November 2014 marked the 25th anniversary of the most widely ratified international instrument and perhaps the most important: the Convention on the Rights of the Child (CRC). Indonesia was among the first countries to ratify the document in September 1990. Enormous progress has been witnessed in the country since then, but challenges remain especially for the poorer segments of the population.
Already at birth the differences between children become evident; 42% of all births among the poorest population are not attended by a skilled health worker and only 30 % of all poor children are registered. Reality is even harder if you happen to be born in the eastern part of Indonesia; in the six eastern provinces of the country 1 in 14 children die before the age of 5, while every second child is stunted. Sanitation is generally inadequate and the risk of not attending school is also significant.
The anniversary of the rights of the child is an occasion for all of us to be reminded that children hold the key to our future. The closer they are to enjoying their full rights, the closer we are to meeting our goals of sustainable development, prosperity and democracy. There are 2.25 billion children in the world, making up just slightly less than one third of the world’s population. We would all agree that children are our most precious resource, at the same time they are often the most affected by poverty, inadequate living conditions and insufficient access to health and education facilities. Too many children in this world are still denied the opportunity to “grow up in an atmosphere of happiness, love and understanding” as provided in the Preamble of the CRC.

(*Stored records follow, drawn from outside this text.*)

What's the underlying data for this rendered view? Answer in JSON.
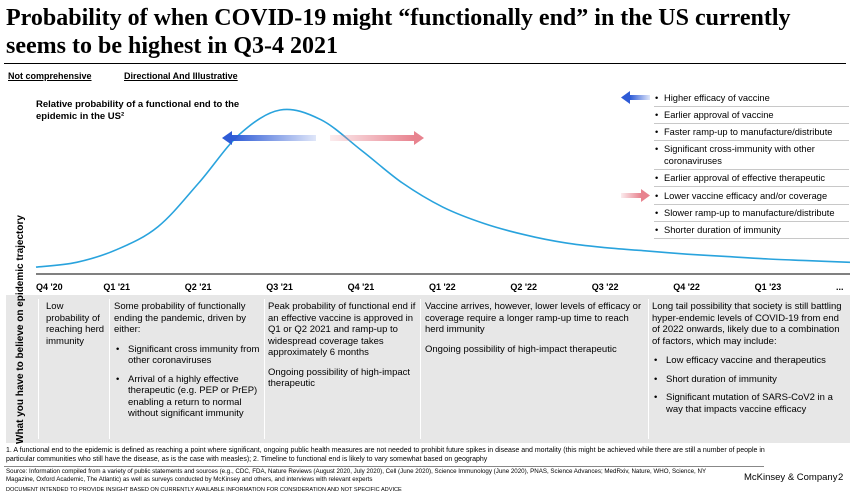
{
  "title": "Probability of when COVID-19 might “functionally end” in the US currently seems to be highest in Q3-4 2021",
  "tags": [
    "Not comprehensive",
    "Directional And Illustrative"
  ],
  "chart_data": {
    "type": "line",
    "ylabel": "Relative probability of a functional end to the epidemic in the US²",
    "categories": [
      "Q4 '20",
      "Q1 '21",
      "Q2 '21",
      "Q3 '21",
      "Q4 '21",
      "Q1 '22",
      "Q2 '22",
      "Q3 '22",
      "Q4 '22",
      "Q1 '23",
      "..."
    ],
    "series": [
      {
        "x": [
          0,
          0.5,
          1,
          1.5,
          2,
          2.5,
          3,
          3.5,
          4,
          4.5,
          5,
          5.5,
          6,
          6.5,
          7,
          7.5,
          8,
          8.5,
          9,
          9.5,
          10
        ],
        "values": [
          3,
          6,
          14,
          28,
          55,
          85,
          100,
          94,
          75,
          55,
          40,
          30,
          23,
          18,
          15,
          13,
          11,
          9.5,
          8,
          7,
          6
        ]
      }
    ],
    "ylim": [
      0,
      110
    ],
    "grid": false,
    "colors": {
      "curve": "#29a3dd",
      "accelerate_arrow": "#2e5bd6",
      "delay_arrow": "#e8838f"
    }
  },
  "legend": {
    "accelerate": [
      "Higher efficacy of vaccine",
      "Earlier approval of vaccine",
      "Faster ramp-up to manufacture/distribute",
      "Significant cross-immunity with other coronaviruses",
      "Earlier approval of effective therapeutic"
    ],
    "delay": [
      "Lower vaccine efficacy and/or coverage",
      "Slower ramp-up to manufacture/distribute",
      "Shorter duration of immunity"
    ]
  },
  "panel": {
    "side_label": "What you have to believe on epidemic trajectory",
    "col1": {
      "text": "Low probability of reaching herd immunity"
    },
    "col2": {
      "intro": "Some probability of functionally ending the pandemic, driven by either:",
      "items": [
        "Significant cross immunity from other coronaviruses",
        "Arrival of a highly effective therapeutic (e.g. PEP or PrEP) enabling a return to normal without significant immunity"
      ]
    },
    "col3": {
      "p1": "Peak probability of functional end if an effective vaccine is approved in Q1 or Q2 2021 and ramp-up to widespread coverage takes approximately 6 months",
      "p2": "Ongoing possibility of high-impact therapeutic"
    },
    "col4": {
      "p1": "Vaccine arrives, however, lower levels of efficacy or coverage require a longer ramp-up time to reach herd immunity",
      "p2": "Ongoing possibility of high-impact therapeutic"
    },
    "col5": {
      "intro": "Long tail possibility that society is still battling hyper-endemic levels of COVID-19 from end of 2022 onwards, likely due to a combination of factors, which may include:",
      "items": [
        "Low efficacy vaccine and therapeutics",
        "Short duration of immunity",
        "Significant mutation of SARS-CoV2 in a way that impacts vaccine efficacy"
      ]
    }
  },
  "footnote": "1. A functional end to the epidemic is defined as reaching a point where significant, ongoing public health measures are not needed to prohibit future spikes in disease and mortality (this might be achieved while there are still a number of people in particular communities who still have the disease, as is the case with measles); 2. Timeline to functional end is likely to vary somewhat based on geography",
  "source": "Source: Information compiled from a variety of public statements and sources (e.g., CDC, FDA, Nature Reviews (August 2020, July 2020), Cell (June 2020), Science Immunology (June 2020), PNAS, Science Advances; MedRxiv, Nature, WHO, Science, NY Magazine, Oxford Academic, The Atlantic) as well as surveys conducted by McKinsey and others, and interviews with relevant experts",
  "disclaimer": "DOCUMENT INTENDED TO PROVIDE INSIGHT BASED ON CURRENTLY AVAILABLE INFORMATION FOR CONSIDERATION AND NOT SPECIFIC ADVICE",
  "brand": "McKinsey & Company",
  "page_number": "2"
}
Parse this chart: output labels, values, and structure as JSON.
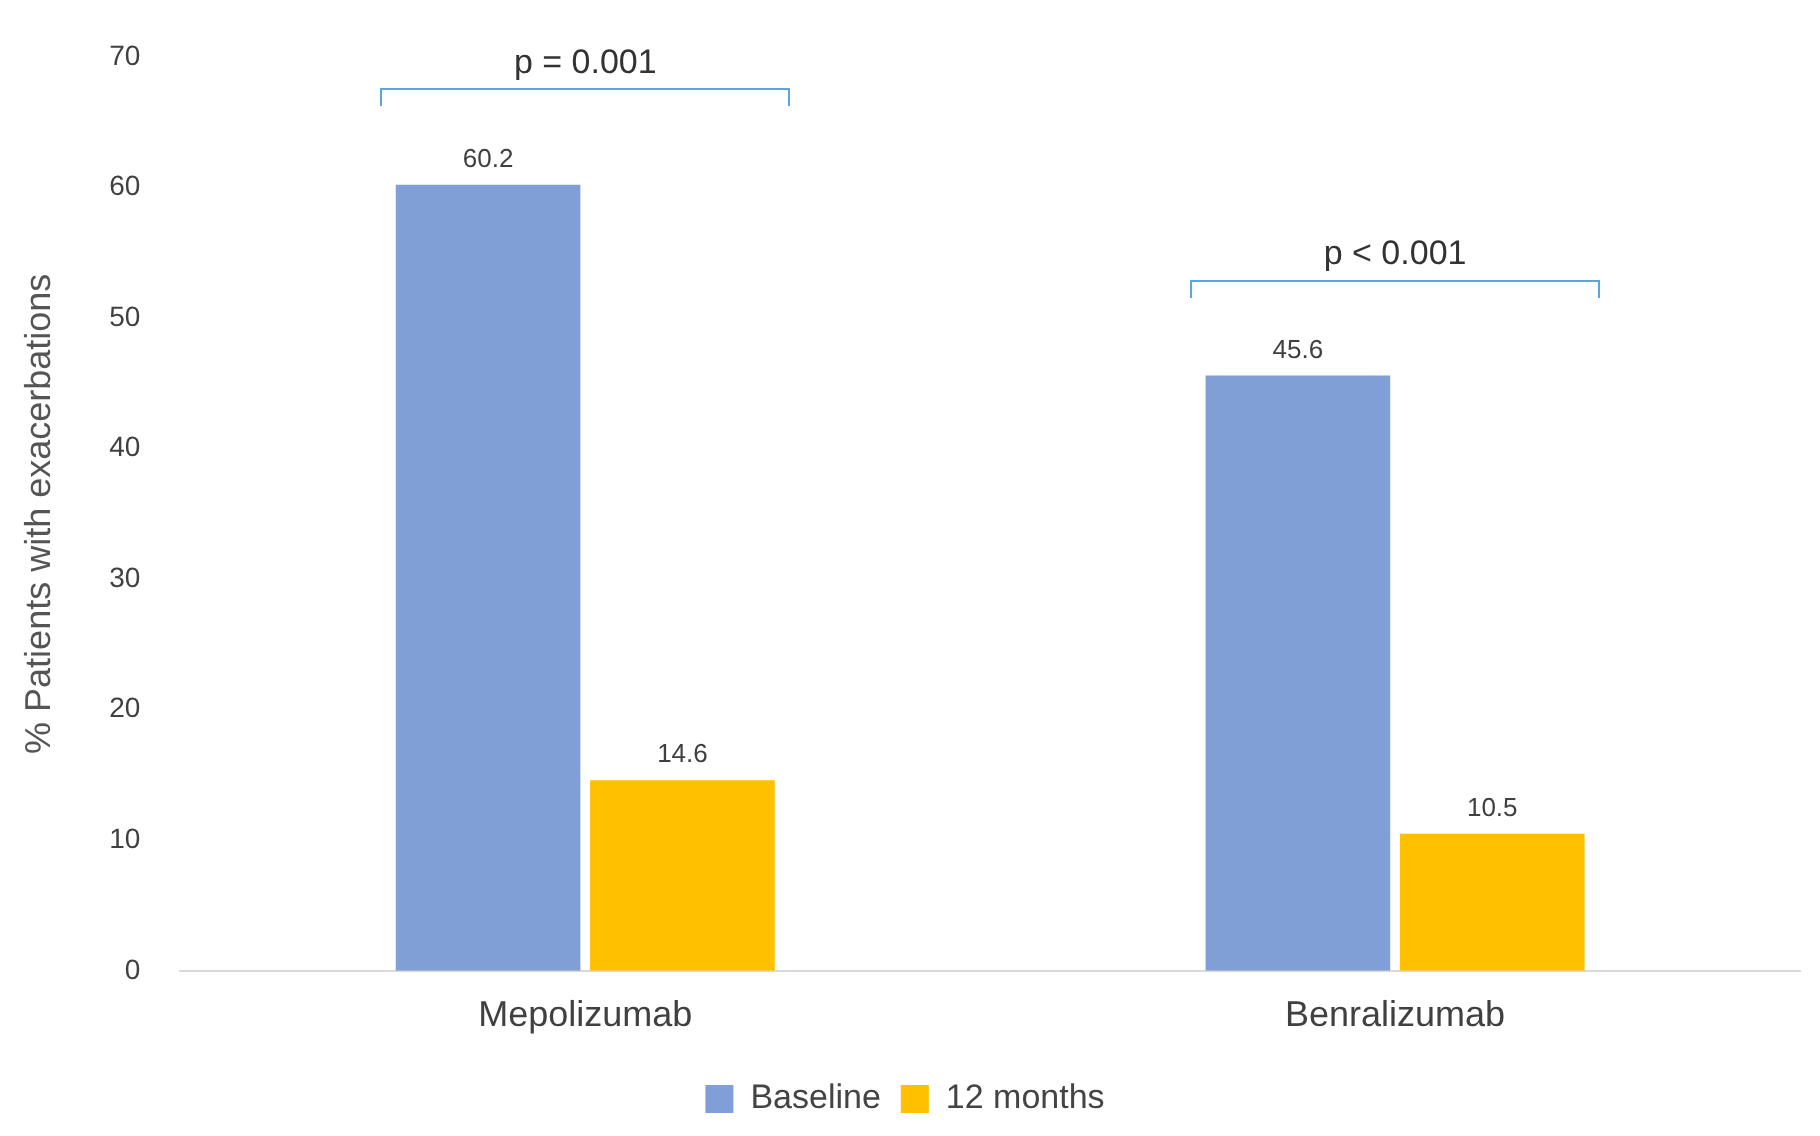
{
  "chart_data": {
    "type": "bar",
    "ylabel": "% Patients with exacerbations",
    "categories": [
      "Mepolizumab",
      "Benralizumab"
    ],
    "series": [
      {
        "name": "Baseline",
        "color": "#7f9fd6",
        "values": [
          60.2,
          45.6
        ]
      },
      {
        "name": "12 months",
        "color": "#ffc000",
        "values": [
          14.6,
          10.5
        ]
      }
    ],
    "ylim": [
      0,
      70
    ],
    "yticks": [
      0,
      10,
      20,
      30,
      40,
      50,
      60,
      70
    ],
    "grid": false,
    "legend": "bottom",
    "data_labels": true,
    "annotations": [
      "p = 0.001",
      "p < 0.001"
    ]
  }
}
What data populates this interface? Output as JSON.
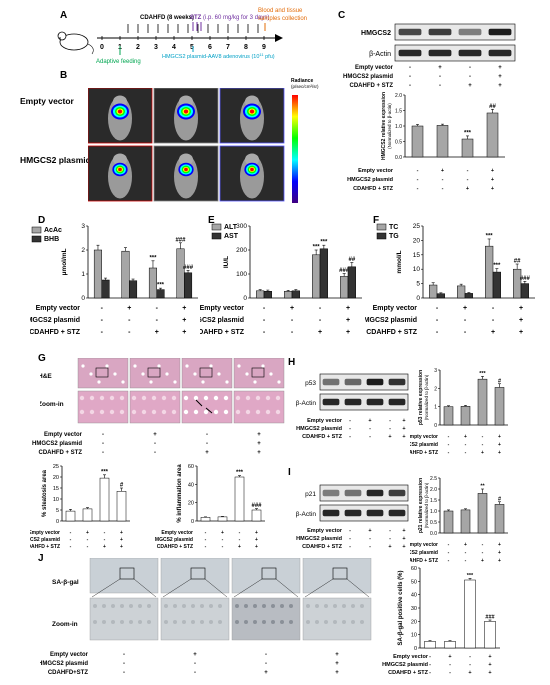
{
  "panels": {
    "A": "A",
    "B": "B",
    "C": "C",
    "D": "D",
    "E": "E",
    "F": "F",
    "G": "G",
    "H": "H",
    "I": "I",
    "J": "J"
  },
  "timeline": {
    "ticks": [
      "0",
      "1",
      "2",
      "3",
      "4",
      "5",
      "6",
      "7",
      "8",
      "9"
    ],
    "cdahfd": "CDAHFD (8 weeks)",
    "stz": "STZ",
    "stz_dose": "(i.p. 60 mg/kg for 3 days)",
    "blood_1": "Blood and tissue",
    "blood_2": "samples collection",
    "adaptive": "Adaptive feeding",
    "aav": "HMGCS2 plasmid-AAV8 adenovirus (10",
    "aav_exp": "11",
    "aav_unit": " pfu)"
  },
  "imaging": {
    "row1": "Empty vector",
    "row2": "HMGCS2 plasmid",
    "cb_title": "Radiance",
    "cb_unit": "(p/sec/cm²/sr)"
  },
  "conditions": {
    "ev": "Empty vector",
    "hp": "HMGCS2 plasmid",
    "cd": "CDAHFD + STZ",
    "cd_j": "CDAHFD+STZ",
    "ev_signs": [
      "-",
      "+",
      "-",
      "+"
    ],
    "hp_signs": [
      "-",
      "-",
      "-",
      "+"
    ],
    "cd_signs": [
      "-",
      "-",
      "+",
      "+"
    ]
  },
  "blots": {
    "hmgcs2": "HMGCS2",
    "actin": "β-Actin",
    "p53": "p53",
    "p21": "p21"
  },
  "histo": {
    "he": "H&E",
    "zoom": "Zoom-in",
    "sa": "SA-β-gal"
  },
  "sig": {
    "t3": "***",
    "t2": "**",
    "h1": "#",
    "h2": "##",
    "h3": "###"
  },
  "chart_data": [
    {
      "panel": "C",
      "type": "bar",
      "ylabel": "HMGCS2 relative expression",
      "ylabel2": "(Normalized to β-actin)",
      "ylim": [
        0,
        2.0
      ],
      "yticks": [
        "0.0",
        "0.5",
        "1.0",
        "1.5",
        "2.0"
      ],
      "ytick_values": [
        0,
        0.5,
        1.0,
        1.5,
        2.0
      ],
      "values": [
        1.0,
        1.02,
        0.58,
        1.42
      ],
      "errors": [
        0.05,
        0.04,
        0.1,
        0.12
      ],
      "marks": [
        "",
        "",
        "***",
        "##"
      ]
    },
    {
      "panel": "D",
      "type": "bar",
      "ylabel": "μmol/mL",
      "ylim": [
        0,
        3
      ],
      "yticks": [
        "0",
        "1",
        "2",
        "3"
      ],
      "ytick_values": [
        0,
        1,
        2,
        3
      ],
      "series": [
        {
          "name": "AcAc",
          "values": [
            2.0,
            1.95,
            1.25,
            2.05
          ],
          "errors": [
            0.2,
            0.15,
            0.3,
            0.25
          ],
          "marks": [
            "",
            "",
            "***",
            "###"
          ]
        },
        {
          "name": "BHB",
          "values": [
            0.75,
            0.72,
            0.35,
            1.05
          ],
          "errors": [
            0.08,
            0.07,
            0.06,
            0.1
          ],
          "marks": [
            "",
            "",
            "***",
            "###"
          ]
        }
      ]
    },
    {
      "panel": "E",
      "type": "bar",
      "ylabel": "IU/L",
      "ylim": [
        0,
        300
      ],
      "yticks": [
        "0",
        "100",
        "200",
        "300"
      ],
      "ytick_values": [
        0,
        100,
        200,
        300
      ],
      "series": [
        {
          "name": "ALT",
          "values": [
            30,
            28,
            180,
            90
          ],
          "errors": [
            5,
            4,
            20,
            12
          ],
          "marks": [
            "",
            "",
            "***",
            "###"
          ]
        },
        {
          "name": "AST",
          "values": [
            28,
            30,
            205,
            130
          ],
          "errors": [
            5,
            5,
            15,
            18
          ],
          "marks": [
            "",
            "",
            "***",
            "##"
          ]
        }
      ]
    },
    {
      "panel": "F",
      "type": "bar",
      "ylabel": "mmol/L",
      "ylim": [
        0,
        25
      ],
      "yticks": [
        "0",
        "5",
        "10",
        "15",
        "20",
        "25"
      ],
      "ytick_values": [
        0,
        5,
        10,
        15,
        20,
        25
      ],
      "series": [
        {
          "name": "TC",
          "values": [
            4.5,
            4.2,
            18,
            10
          ],
          "errors": [
            0.8,
            0.6,
            2.5,
            1.8
          ],
          "marks": [
            "",
            "",
            "***",
            "##"
          ]
        },
        {
          "name": "TG",
          "values": [
            1.5,
            1.6,
            9,
            5
          ],
          "errors": [
            0.3,
            0.3,
            1.2,
            0.8
          ],
          "marks": [
            "",
            "",
            "***",
            "###"
          ]
        }
      ]
    },
    {
      "panel": "G1",
      "type": "bar",
      "ylabel": "% steatosis area",
      "ylim": [
        0,
        25
      ],
      "yticks": [
        "0",
        "5",
        "10",
        "15",
        "20",
        "25"
      ],
      "ytick_values": [
        0,
        5,
        10,
        15,
        20,
        25
      ],
      "values": [
        4.5,
        5.5,
        19.5,
        13.5
      ],
      "errors": [
        0.8,
        0.6,
        1.5,
        1.5
      ],
      "marks": [
        "",
        "",
        "***",
        "#"
      ]
    },
    {
      "panel": "G2",
      "type": "bar",
      "ylabel": "% inflammation area",
      "ylim": [
        0,
        60
      ],
      "yticks": [
        "0",
        "20",
        "40",
        "60"
      ],
      "ytick_values": [
        0,
        20,
        40,
        60
      ],
      "values": [
        4,
        4.5,
        48,
        12
      ],
      "errors": [
        0.5,
        0.5,
        1.5,
        1.5
      ],
      "marks": [
        "",
        "",
        "***",
        "###"
      ]
    },
    {
      "panel": "H",
      "type": "bar",
      "ylabel": "p53 relative expression",
      "ylabel2": "(Normalized to β-actin)",
      "ylim": [
        0,
        3
      ],
      "yticks": [
        "0",
        "1",
        "2",
        "3"
      ],
      "ytick_values": [
        0,
        1,
        2,
        3
      ],
      "values": [
        1.0,
        1.02,
        2.5,
        2.05
      ],
      "errors": [
        0.05,
        0.05,
        0.15,
        0.2
      ],
      "marks": [
        "",
        "",
        "***",
        "#"
      ]
    },
    {
      "panel": "I",
      "type": "bar",
      "ylabel": "p21 relative expression",
      "ylabel2": "(Normalized to β-actin)",
      "ylim": [
        0,
        2.5
      ],
      "yticks": [
        "0.0",
        "0.5",
        "1.0",
        "1.5",
        "2.0",
        "2.5"
      ],
      "ytick_values": [
        0,
        0.5,
        1.0,
        1.5,
        2.0,
        2.5
      ],
      "values": [
        1.0,
        1.05,
        1.8,
        1.3
      ],
      "errors": [
        0.05,
        0.05,
        0.2,
        0.12
      ],
      "marks": [
        "",
        "",
        "**",
        "#"
      ]
    },
    {
      "panel": "J",
      "type": "bar",
      "ylabel": "SA-β-gal positive cells (%)",
      "ylim": [
        0,
        60
      ],
      "yticks": [
        "0",
        "10",
        "20",
        "30",
        "40",
        "50",
        "60"
      ],
      "ytick_values": [
        0,
        10,
        20,
        30,
        40,
        50,
        60
      ],
      "values": [
        5,
        5,
        51,
        20
      ],
      "errors": [
        0.5,
        0.5,
        1.2,
        1.0
      ],
      "marks": [
        "",
        "",
        "***",
        "###"
      ]
    }
  ]
}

Every policy affects children, recognising this, the EU has been working hand in hand with the United Nations Children’s Fund (UNICEF) to issue a Child Rights Toolkit providing guidelines on the integration of the CRC provisions into development cooperation. The toolkit is published to mark the 25th anniversary of the Convention on the Rights of the Child and will support everyone working in Development on questions related to the incorporation on the rights of the child into each and every policy area we work in, be it education, health or labour regulations.
Children’s Rights are Human Rights and therefore not an isolated issue but cut across every policy area imaginable. In the toolkit the EU and UNICEF take practitioners on a journey from analysing child rights in country contexts to child participation, child impact assessment, and child responsive budgeting. It’s no small task, not for most European nations and not for Indonesia.
The European Union is a key provider of development assistance in support of children in Indonesia and has been working with the Government since 1988 to improve the rights of children, to improve their chances of surviving birth, increasing the number of children registered, limit the cases of stunting across the country and improve the opportunity of attending school.
Malnutrition still affects two million children in Indonesia. The European Union works with UNICEF and the Government of Indonesia in the Maternal and Young Child Nutrition Security Initiative in Asia (MYCNSIA) to provide support for local governments in the adoption of specific policies targeting infants, children and mothers, as well as in the implementation of these regulations so that access to a diversified diet can be ensured. We also focus on the enhancement of capacities at the community, district and central levels, helping to create networks able to address malnutrition. Finally with MYCNSIA we aim to develop data collection and analysis systems to improve food security planning in a multi-sectorial approach.
Feeding the stomach goes in pair with feeding the brain. The Right to Education is insured in the Convention and thus legally binding. The European Union spends 80% of its development aid budget for Indonesia on education. In 2013 this amounted to 52 million euro being disbursed by the European Union and its Member States. We strongly believe education is the driver to growth, prosperity and a strengthened democracy.
The Government of Indonesia is also prioritising education. 20% of the Indonesian state budget is allocated to education and this is highly commendable. For a country of 250 million people – with varied cultures and local languages – living on thousands of islands and representing one of the world’s largest and fastest growing economies, engaged in an ongoing decentralisation project of dimensions that most countries cannot begin to comprehend, quality education remain challenging. Over the last decade, literacy rates have risen, school enrolment rates have increased and there is an ongoing effort at just about every facet of the education system.
The European Union in Indonesia is also working on improving access to education for children with special needs. Today, 75% of children with special needs do not attend school. The EU has established a partnership with Handicap International to tackle this problem and funded the programme “Support to the Development of a Quality Inclusive Education System”, which supports children with special needs to attend school, train teachers to address special needs, support their parents and encourage officials to include this particular question in budgets and policies.
Improvements are happening every day, I, as Ambassador, am proud to see that the European Union has played a part in this trend, and it is my hope that the new EU-UNICEF Toolkit will help the children of Indonesia even further.